Il existe encore au Soudan une autre graminée dont le nom scientifique est Panicum filiforme (Paspalum ægyptiacum). En mandé on la nomme fini ou fonio. C’est une graminée plus petite que le plantain. La tige qui porte l’épi est très fine et a une légère odeur de foin. Elle est employée et préparée d’une façon différente des mils et des sorghos. Afin d’enlever la pulpe du grain, on le fait griller, puis le grain est vanné ; il est ensuite cuit à l’étouffée. C’est une excellente semoule.
Nous en connaissons trois variétés, qui ne diffèrent entre elles que par la grosseur de la graine et leur teinte plus ou moins foncée.
L’arachide ou pistache de terre est représentée par trois variétés.
Sloane, dans Jamaïca, page 184 (cf. de Candolle, Organes des plantes utiles), dit que les négriers chargeaient leurs vaisseaux d’arachides pour nourrir les esclaves pendant la traversée, ce qui indique une culture alors très répandue en Afrique. D’autre part, des graines d’arachide ont été trouvées dans les tombeaux péruviens d’Aucon, d’après Rochebrune, ce qui fait présumer quelque ancienneté d’existence en Amérique. De Candolle n’est pas éloigné de croire à un transport du Brésil en Guinée par les premiers négriers, et c’est aussi notre avis. Nulle part dans nos voyages nous n’avons trouvé l’arachide à l’état spontané. Au Brésil on en compte une dizaine de variétés, et au Soudan nous n’en avons observé que trois : arachides de Casamance, du Cayor, et rouge.
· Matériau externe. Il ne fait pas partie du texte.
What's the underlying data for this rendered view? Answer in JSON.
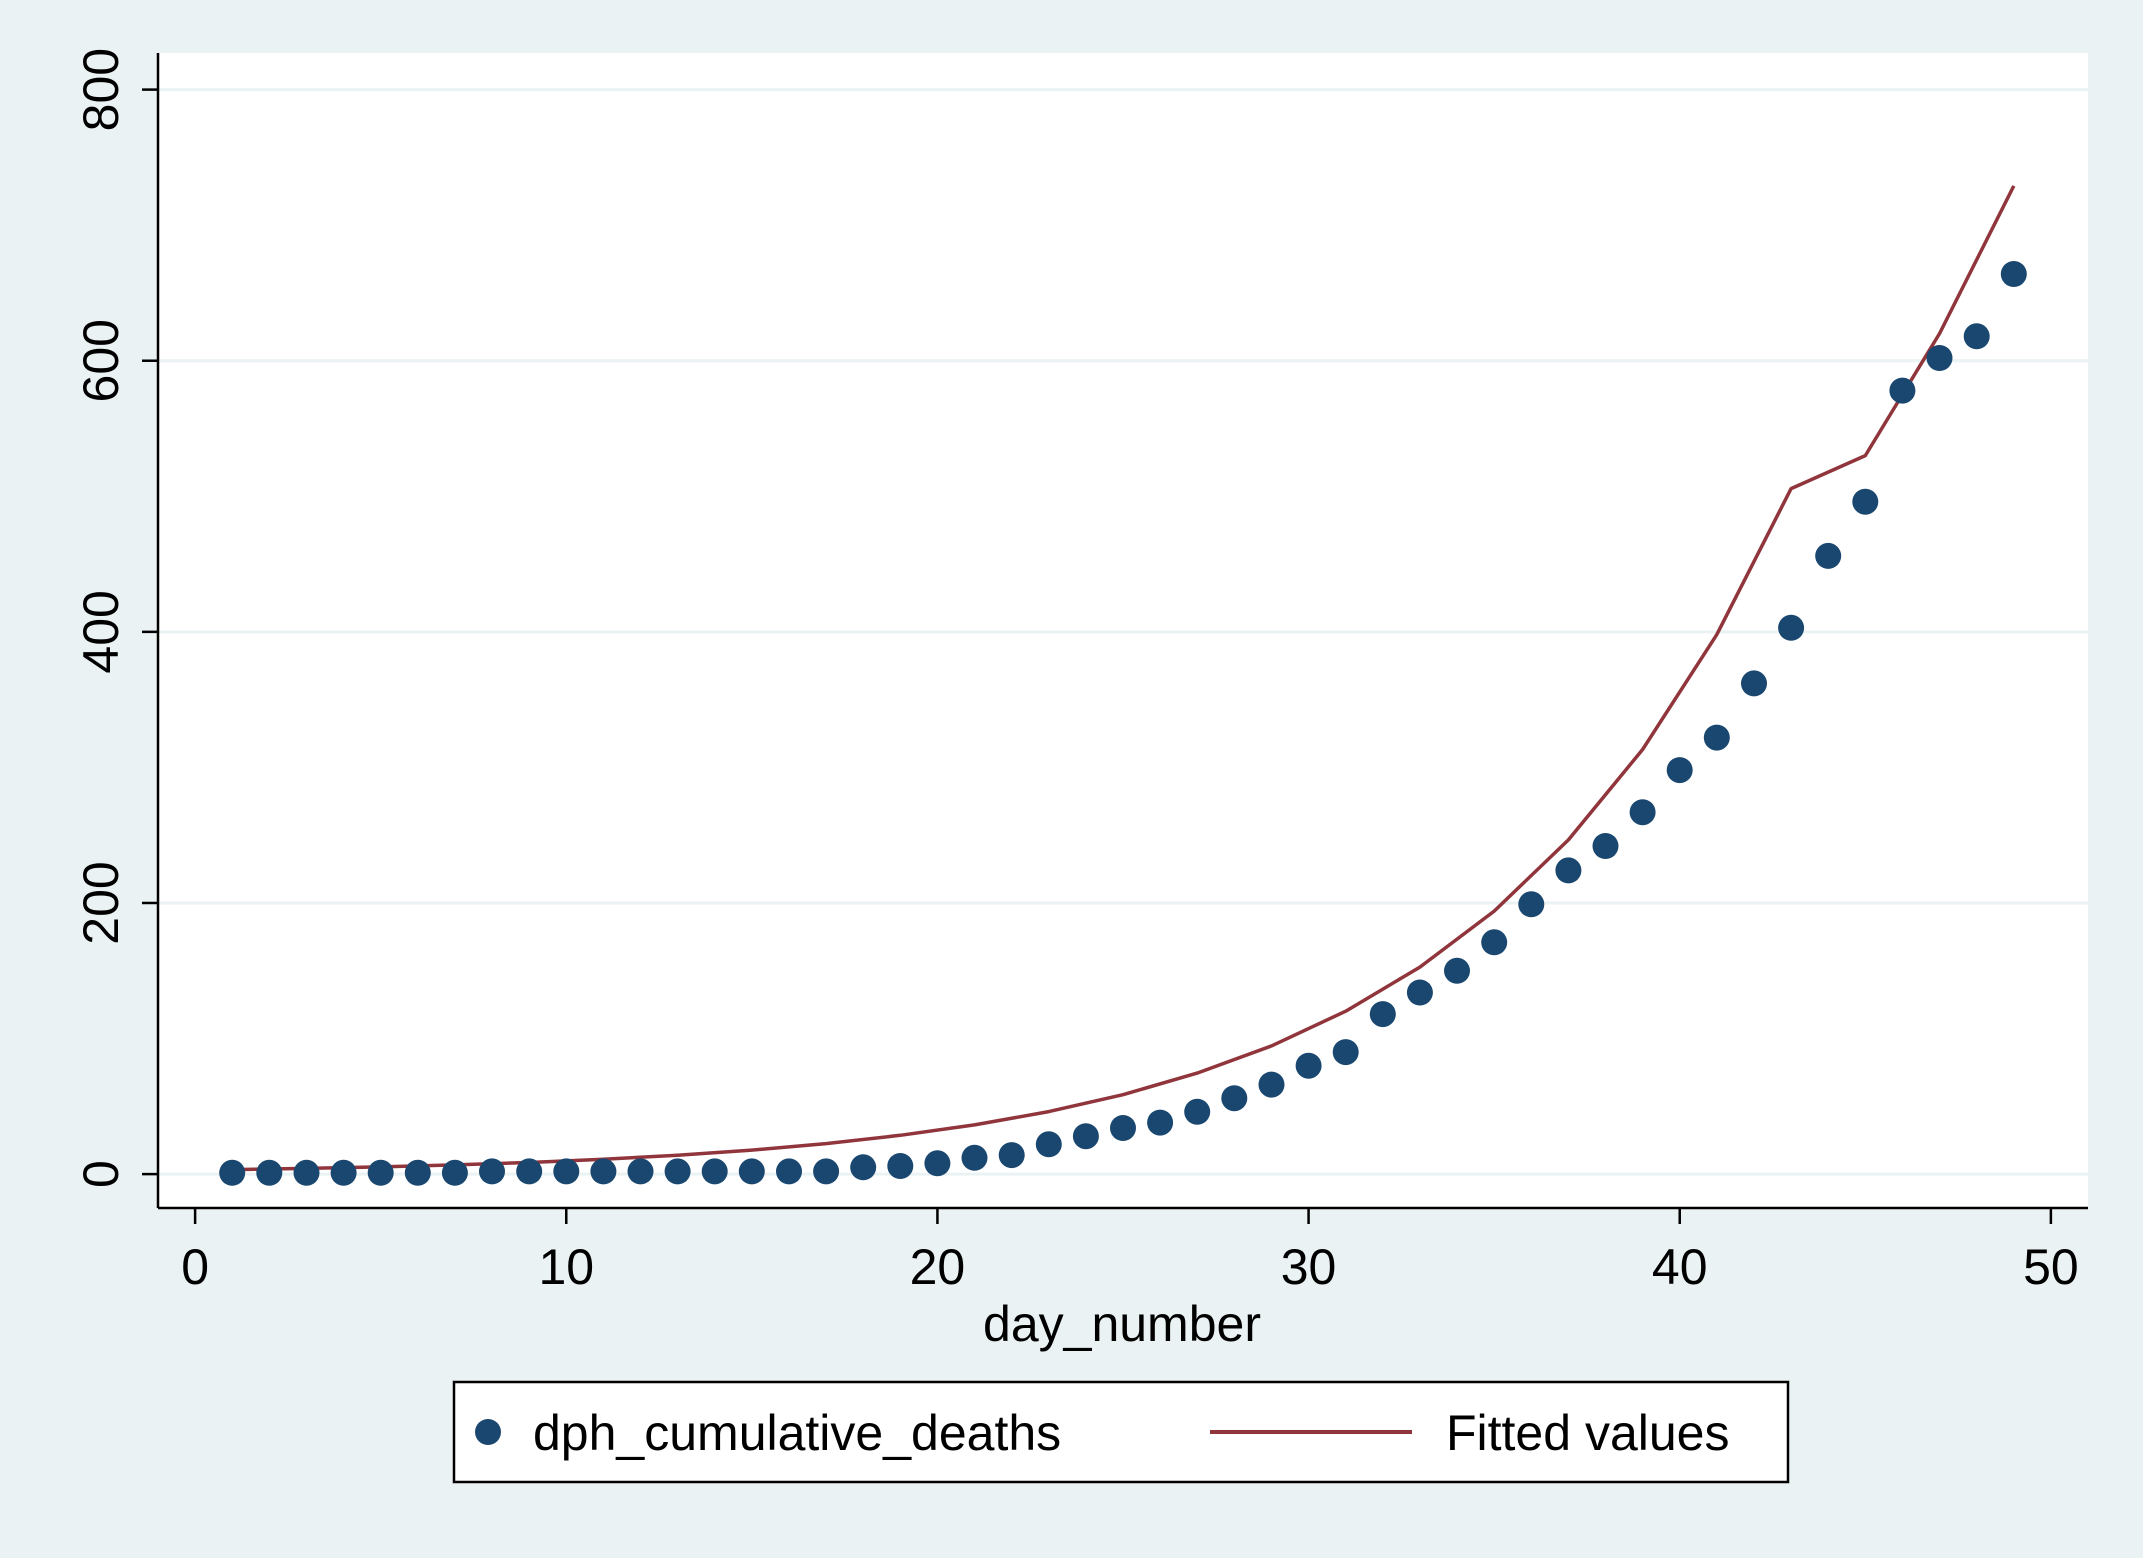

Nous avons aussi trouvé six variétés de haricots arachides, c’est-à-dire de haricots qui croissent de la même façon que l’arachide. C’est le voandzou de Madagascar (le nom latin est Voandzeia subterranea). Il est très estimé dans le Gourounsi ; on le cultive aussi au Congo.
Les haricots sont représentés par une dizaine de variétés ; ils sont constitués par une série de plantes très différentes des nôtres (doliques, cajans, etc.). C’est une réelle ressource pour l’Européen. On les mange secs et verts ; les indigènes utilisent aussi les feuilles pour les sauces de to.
L’oignon n’est représenté que par deux variétés, qui semblent dégénérées.
L’igname est représentée par une douzaine de variétés. Elle croît également à l’état spontané. Je l’ai trouvée fréquemment et dans des lieux où le doute sur la spontanéité n’est pas permis.
Une variété de cresson pousse à l’état spontané sur les berges de certaines rivières et principalement sur les bords du Sénégal (à la Laoussa entre autres).
Le pourpier pousse partout à l’état spontané.